For instance, Marathon Oil’s average time to drill an Eagle Ford well, spud to total depth, averaged 12 days in first-quarter 2015, improving to an average of eight days in first-quarter 2016.

“Put another way, in first-quarter 2015 we were drilling at an average rate of 1,575 feet per day, and with drilling efficiencies, we’ve improved that to an average rate of 2,300 feet per day in first-quarter 2016.”

And while cost efficiencies in the D&C programs garner attention these days, Marathon Oil is focused on reducing operating costs on the production side as well. “We’re doing everything we can to improve our lifting costs,” Jeff Schwarz, Eagle Ford regional manager for Marathon Oil, said. “We’ve seen a 14% reduction in our Eagle Ford production costs for first-quarter 2016 compared to the year-ago quarter.”

First, the company builds centralized facilities rather than well pad facilities. Some 32 large facilities with a capacity of 475,000 bbl/d service up to 80 wells each along its Karnes and Live Oak counties corridor, delivering frack water and produced water and collecting production.

“About 90% of our oil was on pipe in the first quarter.
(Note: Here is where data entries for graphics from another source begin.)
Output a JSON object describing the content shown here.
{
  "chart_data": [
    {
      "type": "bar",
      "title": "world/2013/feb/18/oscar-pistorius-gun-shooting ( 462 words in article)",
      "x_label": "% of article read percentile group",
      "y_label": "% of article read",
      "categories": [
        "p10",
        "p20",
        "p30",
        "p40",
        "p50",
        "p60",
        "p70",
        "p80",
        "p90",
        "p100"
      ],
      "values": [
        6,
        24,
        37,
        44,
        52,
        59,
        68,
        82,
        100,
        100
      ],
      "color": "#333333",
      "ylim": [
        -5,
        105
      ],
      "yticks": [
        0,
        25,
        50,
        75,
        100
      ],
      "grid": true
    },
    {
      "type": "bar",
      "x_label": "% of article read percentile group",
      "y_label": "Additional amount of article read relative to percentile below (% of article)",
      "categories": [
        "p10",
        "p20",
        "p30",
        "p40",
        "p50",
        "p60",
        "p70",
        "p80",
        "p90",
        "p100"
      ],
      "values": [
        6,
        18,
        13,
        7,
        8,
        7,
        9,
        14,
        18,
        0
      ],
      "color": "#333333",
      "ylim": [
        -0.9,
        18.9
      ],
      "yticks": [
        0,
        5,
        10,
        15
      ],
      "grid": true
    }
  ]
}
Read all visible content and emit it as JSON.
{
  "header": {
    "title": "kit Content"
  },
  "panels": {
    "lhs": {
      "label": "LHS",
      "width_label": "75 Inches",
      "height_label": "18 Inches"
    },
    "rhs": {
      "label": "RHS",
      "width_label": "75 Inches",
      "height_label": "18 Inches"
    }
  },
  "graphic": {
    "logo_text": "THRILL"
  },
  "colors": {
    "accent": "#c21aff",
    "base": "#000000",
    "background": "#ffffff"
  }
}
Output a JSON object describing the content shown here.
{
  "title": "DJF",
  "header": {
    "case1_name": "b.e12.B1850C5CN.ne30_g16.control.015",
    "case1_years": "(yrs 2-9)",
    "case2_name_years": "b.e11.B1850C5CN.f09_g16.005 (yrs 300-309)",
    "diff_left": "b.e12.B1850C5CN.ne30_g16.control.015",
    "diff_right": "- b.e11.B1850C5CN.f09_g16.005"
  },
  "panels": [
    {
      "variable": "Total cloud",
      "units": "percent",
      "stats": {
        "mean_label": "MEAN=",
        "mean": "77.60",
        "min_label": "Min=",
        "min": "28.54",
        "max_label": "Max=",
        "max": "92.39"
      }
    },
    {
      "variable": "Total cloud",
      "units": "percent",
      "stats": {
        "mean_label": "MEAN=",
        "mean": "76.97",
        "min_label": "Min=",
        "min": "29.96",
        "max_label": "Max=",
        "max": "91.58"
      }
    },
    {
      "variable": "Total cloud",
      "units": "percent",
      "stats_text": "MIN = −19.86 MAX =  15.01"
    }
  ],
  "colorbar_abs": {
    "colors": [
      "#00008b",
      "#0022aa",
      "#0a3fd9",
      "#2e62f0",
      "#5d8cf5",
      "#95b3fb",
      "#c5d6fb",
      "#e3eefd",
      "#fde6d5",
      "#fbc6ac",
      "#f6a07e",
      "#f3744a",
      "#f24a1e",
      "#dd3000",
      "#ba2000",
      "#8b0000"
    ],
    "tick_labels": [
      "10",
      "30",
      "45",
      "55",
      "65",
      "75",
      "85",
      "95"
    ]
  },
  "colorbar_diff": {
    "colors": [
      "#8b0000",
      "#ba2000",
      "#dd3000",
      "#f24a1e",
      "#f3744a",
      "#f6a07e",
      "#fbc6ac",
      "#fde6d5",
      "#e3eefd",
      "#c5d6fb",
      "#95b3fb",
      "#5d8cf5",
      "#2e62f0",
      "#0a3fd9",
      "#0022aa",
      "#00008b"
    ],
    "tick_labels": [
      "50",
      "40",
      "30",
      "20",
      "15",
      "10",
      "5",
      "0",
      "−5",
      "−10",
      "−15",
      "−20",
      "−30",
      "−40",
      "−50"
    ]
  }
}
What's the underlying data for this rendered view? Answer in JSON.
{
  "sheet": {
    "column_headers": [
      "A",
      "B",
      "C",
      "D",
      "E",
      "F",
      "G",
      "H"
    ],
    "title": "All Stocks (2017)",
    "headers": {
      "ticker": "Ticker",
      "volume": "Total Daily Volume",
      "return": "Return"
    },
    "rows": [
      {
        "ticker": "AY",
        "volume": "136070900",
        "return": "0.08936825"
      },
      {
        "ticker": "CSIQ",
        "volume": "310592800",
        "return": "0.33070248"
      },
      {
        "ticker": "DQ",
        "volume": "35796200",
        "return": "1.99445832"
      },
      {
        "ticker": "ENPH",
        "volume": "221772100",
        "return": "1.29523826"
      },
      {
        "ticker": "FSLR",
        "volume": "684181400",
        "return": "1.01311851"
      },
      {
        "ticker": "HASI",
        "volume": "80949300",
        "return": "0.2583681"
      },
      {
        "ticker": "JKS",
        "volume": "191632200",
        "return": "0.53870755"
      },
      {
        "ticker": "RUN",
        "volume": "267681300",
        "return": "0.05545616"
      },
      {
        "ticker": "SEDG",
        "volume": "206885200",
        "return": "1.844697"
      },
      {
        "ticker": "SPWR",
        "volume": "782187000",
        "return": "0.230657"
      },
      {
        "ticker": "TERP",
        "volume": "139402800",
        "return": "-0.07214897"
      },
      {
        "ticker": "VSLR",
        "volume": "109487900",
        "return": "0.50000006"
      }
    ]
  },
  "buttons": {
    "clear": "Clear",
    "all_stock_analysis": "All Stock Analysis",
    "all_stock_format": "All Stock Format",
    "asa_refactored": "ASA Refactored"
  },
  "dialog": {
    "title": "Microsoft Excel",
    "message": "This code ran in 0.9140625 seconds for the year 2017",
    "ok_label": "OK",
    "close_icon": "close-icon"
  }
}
We’ve taken a lot of trucks off the road.”

Adding piping slashed water transportation costs considerably. Approximately 50% of produced water is moved on pipe. Gas is delivered to a gas processing facility with a capacity of 270 MMcf/d via 800 miles of gathering pipeline across the field. “It allows us to capture all of the product in one place and be more efficient. It gives us marketing leverage and flexibility as well,” said Schwarz.

Marathon Oil works to lower workover costs too, shaving off days from artificial lift installations and lengthening time between rod pump failures. Over the past five quarters, “we’ve decreased the cost of our workovers by 35% to 60%.”

Automating field operations via digital oilfield tools has improved production efficiencies as well by allowing personnel to monitor activity on each well pad remotely from a centralized control center. “We can make better use of data and send people to wells when they need to go as opposed to the old style, in which pumpers make a trip to the well every day.”

Personnel costs are a large percent of lifting costs,” Schwarz noted, “so if we can ensure that we are sending people to the right places where there is an issue to be fixed or a well to be put back online, then there’s less windshield time and more true actionable work activity.”

And if that can add just 1% in production efficiency, “that 1% equates to almost another 1,000 bbl/d. It can be pretty impactful.”